Tengo ya 42 años y cada vez creo menos en la letra O; ya para mí nada es esto o aquello sino esto y aquello. Y eso es para mí Liliana. Ternura y brutalidad. Liliana armoniza y desafina, galopa y golpetea en ese piano que parece darle batalla. Cuando uno la ve frente al piano, manifestándose, explicándose, uno tiene la sensación de que Liliana es una araña tocando a una hormiga, el piano... Esta mujer tan poco fluida al hablar, casi torpe y también tímida, cuenta todas sus experiencias de vida, sus ideas, principios, percepciones tan claramente en su piano.
Tengo la sensación de que uno completa la figura y el contorno de Lili cuando está al piano, mezclando, exprimiendo y sobre todo jugando, no obedeciendo las reglas básicas de la música; logra unos sonidos tan incómodamente compatibles que lo lleva a uno a probar y tragar sin tiempo para digerir lo que nos da a los oídos. Diría que es parecido a cuando vamos a un restaurante de comidas de otras civilizaciones, el primer bocado, al ponérnoslo en la boca, es raro, emociona e irrita, nos da vergüenza y miedo; es clarísima y contradictoria, se equivoca y sin embargo tiene esa increíble impronta que la salva, y no sólo eso sino que nos divierte con sus errores repentinos en el teclado, errores que son producto de una pasión desbordada, de unos dedos mal domados que sin querer tocan como pulpos la tecla de al lado como queriendo abrazar al piano, a nosotros y a ella misma. Estoy seguro de que al piano le duele, pero si pudiera hablar nos diría que es ese dolor agradable como el de una herida cicatrizando.

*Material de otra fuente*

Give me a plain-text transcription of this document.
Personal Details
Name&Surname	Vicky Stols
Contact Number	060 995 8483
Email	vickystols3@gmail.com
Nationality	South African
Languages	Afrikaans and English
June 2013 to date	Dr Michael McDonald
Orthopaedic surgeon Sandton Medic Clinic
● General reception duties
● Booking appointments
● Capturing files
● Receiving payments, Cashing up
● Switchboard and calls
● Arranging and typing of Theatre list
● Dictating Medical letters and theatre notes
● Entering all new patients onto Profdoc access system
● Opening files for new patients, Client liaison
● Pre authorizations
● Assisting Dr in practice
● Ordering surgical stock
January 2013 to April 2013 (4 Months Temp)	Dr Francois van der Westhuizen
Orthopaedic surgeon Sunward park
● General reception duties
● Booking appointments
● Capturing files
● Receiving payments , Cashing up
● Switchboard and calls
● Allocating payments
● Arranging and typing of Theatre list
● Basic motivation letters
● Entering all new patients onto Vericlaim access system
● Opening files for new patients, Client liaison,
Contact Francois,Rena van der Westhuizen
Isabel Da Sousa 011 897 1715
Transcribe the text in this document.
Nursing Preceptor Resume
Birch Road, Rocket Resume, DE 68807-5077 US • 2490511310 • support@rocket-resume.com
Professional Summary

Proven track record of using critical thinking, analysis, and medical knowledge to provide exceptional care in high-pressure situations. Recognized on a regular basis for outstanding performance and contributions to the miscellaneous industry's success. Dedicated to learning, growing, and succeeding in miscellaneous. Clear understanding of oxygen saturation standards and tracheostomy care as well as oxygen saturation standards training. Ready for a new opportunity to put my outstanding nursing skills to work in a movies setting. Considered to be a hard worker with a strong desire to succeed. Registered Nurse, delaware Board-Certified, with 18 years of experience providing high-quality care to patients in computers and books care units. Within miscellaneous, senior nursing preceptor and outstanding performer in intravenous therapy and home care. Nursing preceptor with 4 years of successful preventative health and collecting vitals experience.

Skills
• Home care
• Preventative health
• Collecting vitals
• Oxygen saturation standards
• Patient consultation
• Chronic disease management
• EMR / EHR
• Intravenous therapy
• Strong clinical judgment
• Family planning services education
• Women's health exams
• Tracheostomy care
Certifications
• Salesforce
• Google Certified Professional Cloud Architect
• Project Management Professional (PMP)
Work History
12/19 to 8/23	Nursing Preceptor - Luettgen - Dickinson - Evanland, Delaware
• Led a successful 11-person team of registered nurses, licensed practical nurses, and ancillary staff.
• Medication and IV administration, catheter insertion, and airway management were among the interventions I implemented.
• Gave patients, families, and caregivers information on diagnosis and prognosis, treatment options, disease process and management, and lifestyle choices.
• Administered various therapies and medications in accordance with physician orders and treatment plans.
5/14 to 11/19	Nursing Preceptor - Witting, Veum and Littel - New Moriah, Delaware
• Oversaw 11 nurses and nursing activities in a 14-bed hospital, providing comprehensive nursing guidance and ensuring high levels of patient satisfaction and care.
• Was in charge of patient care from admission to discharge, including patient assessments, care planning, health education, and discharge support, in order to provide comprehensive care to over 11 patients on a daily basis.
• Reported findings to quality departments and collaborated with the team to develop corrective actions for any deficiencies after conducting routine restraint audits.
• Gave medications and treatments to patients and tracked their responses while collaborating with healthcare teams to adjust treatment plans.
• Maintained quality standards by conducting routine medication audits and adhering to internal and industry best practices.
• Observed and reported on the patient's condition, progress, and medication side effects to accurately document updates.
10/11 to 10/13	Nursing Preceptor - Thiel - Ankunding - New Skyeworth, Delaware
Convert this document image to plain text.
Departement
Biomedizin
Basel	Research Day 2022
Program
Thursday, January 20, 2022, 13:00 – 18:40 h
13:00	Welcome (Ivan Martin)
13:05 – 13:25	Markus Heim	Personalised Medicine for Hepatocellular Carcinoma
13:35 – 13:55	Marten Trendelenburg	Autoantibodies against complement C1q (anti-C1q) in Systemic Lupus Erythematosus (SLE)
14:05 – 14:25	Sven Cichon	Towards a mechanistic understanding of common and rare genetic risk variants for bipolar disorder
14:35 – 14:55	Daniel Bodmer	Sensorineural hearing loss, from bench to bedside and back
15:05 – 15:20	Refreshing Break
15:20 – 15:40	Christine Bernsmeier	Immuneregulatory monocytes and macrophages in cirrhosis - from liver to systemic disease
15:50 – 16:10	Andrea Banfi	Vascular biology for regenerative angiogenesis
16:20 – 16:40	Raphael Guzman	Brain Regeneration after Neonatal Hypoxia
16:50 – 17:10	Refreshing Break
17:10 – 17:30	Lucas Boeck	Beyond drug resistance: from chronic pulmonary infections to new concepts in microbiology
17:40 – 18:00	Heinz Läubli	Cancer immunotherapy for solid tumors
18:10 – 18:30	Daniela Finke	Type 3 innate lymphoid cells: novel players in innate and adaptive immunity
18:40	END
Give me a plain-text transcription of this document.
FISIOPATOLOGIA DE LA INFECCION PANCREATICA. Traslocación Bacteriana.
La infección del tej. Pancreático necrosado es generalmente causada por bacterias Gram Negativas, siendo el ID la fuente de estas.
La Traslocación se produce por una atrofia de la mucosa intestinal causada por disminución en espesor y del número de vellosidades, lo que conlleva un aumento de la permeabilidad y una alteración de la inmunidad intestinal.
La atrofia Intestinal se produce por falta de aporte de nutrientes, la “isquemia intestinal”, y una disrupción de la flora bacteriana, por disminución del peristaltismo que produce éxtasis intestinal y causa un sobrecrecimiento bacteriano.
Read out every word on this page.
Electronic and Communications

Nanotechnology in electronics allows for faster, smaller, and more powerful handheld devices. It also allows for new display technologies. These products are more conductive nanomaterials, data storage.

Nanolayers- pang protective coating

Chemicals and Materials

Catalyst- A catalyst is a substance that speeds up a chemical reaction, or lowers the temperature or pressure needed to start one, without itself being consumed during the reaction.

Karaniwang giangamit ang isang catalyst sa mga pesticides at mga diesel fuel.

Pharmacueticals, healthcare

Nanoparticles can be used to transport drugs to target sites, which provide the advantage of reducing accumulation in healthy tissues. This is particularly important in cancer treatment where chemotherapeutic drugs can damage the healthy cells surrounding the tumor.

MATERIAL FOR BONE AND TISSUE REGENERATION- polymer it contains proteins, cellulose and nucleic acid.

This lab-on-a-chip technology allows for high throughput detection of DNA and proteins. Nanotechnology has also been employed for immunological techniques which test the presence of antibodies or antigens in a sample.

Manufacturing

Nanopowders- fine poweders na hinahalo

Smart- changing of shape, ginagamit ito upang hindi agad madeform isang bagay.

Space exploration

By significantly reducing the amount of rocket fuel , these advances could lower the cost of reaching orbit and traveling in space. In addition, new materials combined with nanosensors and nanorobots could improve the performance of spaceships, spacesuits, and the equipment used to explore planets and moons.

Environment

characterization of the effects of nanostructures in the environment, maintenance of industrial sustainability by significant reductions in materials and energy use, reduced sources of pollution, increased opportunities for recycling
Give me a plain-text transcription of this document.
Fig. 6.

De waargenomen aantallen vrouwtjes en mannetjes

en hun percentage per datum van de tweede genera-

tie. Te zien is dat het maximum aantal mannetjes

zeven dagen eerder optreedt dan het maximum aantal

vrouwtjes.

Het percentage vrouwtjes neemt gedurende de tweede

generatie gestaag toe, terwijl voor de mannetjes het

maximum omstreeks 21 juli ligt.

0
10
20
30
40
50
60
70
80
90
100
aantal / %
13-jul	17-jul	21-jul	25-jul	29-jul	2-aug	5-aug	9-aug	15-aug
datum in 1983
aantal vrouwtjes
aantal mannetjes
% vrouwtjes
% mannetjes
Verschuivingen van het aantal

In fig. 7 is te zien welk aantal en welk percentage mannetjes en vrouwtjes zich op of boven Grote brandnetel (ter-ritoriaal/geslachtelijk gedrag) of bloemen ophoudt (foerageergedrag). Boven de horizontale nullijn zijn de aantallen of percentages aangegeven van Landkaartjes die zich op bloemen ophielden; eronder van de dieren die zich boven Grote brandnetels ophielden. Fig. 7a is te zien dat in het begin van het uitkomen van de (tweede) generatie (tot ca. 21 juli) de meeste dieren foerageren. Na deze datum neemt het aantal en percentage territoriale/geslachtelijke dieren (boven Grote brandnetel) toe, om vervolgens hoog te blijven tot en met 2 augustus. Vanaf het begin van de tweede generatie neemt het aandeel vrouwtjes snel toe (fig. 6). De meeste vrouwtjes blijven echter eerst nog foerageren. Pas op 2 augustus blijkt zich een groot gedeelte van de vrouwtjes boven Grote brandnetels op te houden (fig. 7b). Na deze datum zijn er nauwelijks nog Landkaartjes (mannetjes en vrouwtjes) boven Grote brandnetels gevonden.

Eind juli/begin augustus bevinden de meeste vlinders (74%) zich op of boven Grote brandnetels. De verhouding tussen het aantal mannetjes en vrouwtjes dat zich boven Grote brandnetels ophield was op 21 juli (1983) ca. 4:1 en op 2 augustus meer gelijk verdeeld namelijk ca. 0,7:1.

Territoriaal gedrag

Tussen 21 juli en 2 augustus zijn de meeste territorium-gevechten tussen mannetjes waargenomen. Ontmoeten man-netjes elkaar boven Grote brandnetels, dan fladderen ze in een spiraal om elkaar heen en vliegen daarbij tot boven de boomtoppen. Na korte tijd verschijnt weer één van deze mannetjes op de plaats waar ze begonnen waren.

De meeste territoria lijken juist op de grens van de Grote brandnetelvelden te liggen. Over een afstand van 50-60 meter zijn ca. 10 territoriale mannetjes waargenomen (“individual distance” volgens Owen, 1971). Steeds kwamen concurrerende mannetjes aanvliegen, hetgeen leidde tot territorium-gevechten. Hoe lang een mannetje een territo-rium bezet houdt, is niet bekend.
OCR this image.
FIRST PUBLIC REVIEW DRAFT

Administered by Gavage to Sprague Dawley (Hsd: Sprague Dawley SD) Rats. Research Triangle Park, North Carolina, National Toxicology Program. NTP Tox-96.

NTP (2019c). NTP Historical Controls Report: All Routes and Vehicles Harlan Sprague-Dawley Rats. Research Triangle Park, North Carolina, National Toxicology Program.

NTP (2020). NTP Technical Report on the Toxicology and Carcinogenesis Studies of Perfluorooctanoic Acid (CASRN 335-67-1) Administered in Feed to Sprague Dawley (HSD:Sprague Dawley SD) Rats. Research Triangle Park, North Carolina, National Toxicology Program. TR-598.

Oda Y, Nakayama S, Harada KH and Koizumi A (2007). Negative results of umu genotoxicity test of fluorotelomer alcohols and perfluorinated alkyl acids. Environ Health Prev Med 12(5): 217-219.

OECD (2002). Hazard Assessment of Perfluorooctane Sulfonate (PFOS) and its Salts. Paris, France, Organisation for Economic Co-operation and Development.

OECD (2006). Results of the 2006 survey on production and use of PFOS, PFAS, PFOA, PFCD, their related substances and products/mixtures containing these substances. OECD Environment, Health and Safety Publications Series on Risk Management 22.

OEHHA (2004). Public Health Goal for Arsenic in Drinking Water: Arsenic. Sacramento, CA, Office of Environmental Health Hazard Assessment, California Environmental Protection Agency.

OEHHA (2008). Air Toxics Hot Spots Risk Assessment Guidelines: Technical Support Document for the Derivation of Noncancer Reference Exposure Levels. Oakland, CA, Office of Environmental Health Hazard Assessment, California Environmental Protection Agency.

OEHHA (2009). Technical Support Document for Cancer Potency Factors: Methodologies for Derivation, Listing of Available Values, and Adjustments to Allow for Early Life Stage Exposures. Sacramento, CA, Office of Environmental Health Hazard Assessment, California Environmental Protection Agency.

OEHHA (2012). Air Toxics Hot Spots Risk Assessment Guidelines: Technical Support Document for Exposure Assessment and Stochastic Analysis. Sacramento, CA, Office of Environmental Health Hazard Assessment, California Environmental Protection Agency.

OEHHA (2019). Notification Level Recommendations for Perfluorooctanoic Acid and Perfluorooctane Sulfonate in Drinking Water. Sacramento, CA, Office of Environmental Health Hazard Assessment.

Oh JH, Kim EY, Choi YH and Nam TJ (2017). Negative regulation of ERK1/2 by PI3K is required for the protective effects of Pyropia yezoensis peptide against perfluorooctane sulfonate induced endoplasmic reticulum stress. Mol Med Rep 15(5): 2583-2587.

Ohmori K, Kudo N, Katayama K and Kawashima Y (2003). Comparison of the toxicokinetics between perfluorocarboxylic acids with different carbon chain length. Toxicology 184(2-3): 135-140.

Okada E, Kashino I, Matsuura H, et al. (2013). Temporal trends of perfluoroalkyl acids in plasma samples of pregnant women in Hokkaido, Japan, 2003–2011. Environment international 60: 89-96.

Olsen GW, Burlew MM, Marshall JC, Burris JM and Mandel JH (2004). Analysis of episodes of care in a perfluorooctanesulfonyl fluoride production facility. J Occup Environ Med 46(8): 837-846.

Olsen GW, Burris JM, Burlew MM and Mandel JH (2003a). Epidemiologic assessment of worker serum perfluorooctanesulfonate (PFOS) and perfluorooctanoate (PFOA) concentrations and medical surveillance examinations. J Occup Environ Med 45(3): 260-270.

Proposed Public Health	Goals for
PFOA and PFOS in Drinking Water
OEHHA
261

A veces noto en Lili una engañadora, una ilusionista que, sin tener idea de lo que va a hacer, de pronto irrumpe en el escenario de corajuda nomás, y es brujería de pura cepa. No hay nadie allí tocando, subió y se fue, y dejó su fantasma, su subconciencia. Está en estado casi de autismo total. Impresiona, uno tiene ganas de llamar a la policía o a una ambulancia y a las dos cosas y ¡por qué no a los bomberos! No tiene derecho esta señora a hacer lo que nos hace porque después, cuando baja, ya no está. Me desperté del sueño con ella. Me ha pasado después de verla en la ceremonia con su piano, comentarle algo sobre lo ocurrido y me frustra ver que ya se fue, que es otra y ella, pero en otra materia, en otro estado. ¡Eh! ¡Lili, hey! ¿Hay alguien ahí? Llegaron los postres, el café y la cuenta, terminamos el vino, y no vino, no; la del escenario no vino. Puta que la parió, y yo que a veces soy tan cholulo y quería hablar con la del escenario, con la embrujadora, con la mala, la poetisa, la de los versos que aunque parezcan imposibles de rimar, esta turra malparida, curandera, los hacer rimar. Es capaz de decir: “Comer un huevo frito es un rito que siempre cumplo con Marito”. Lo dice cualquiera y es una pelotudez total; lo dice esta yegua y es gracioso, divertido, cariñoso y bello, por sobre todas las cosas. La detesto y la amo con pasión. Es una de las mezcladoras industriales que hacen que nos entendamos mejor, porque todos somos eso que nos mostró. Explicámelo, Lili, dale, ¿por qué no viniste a comer? Me miró con una mirada perdida y, sonriendo, hizo un ruidito casi de un bebé; mientras sonreía socarronamente, el monstruo de la Felipe me mató y me revivió.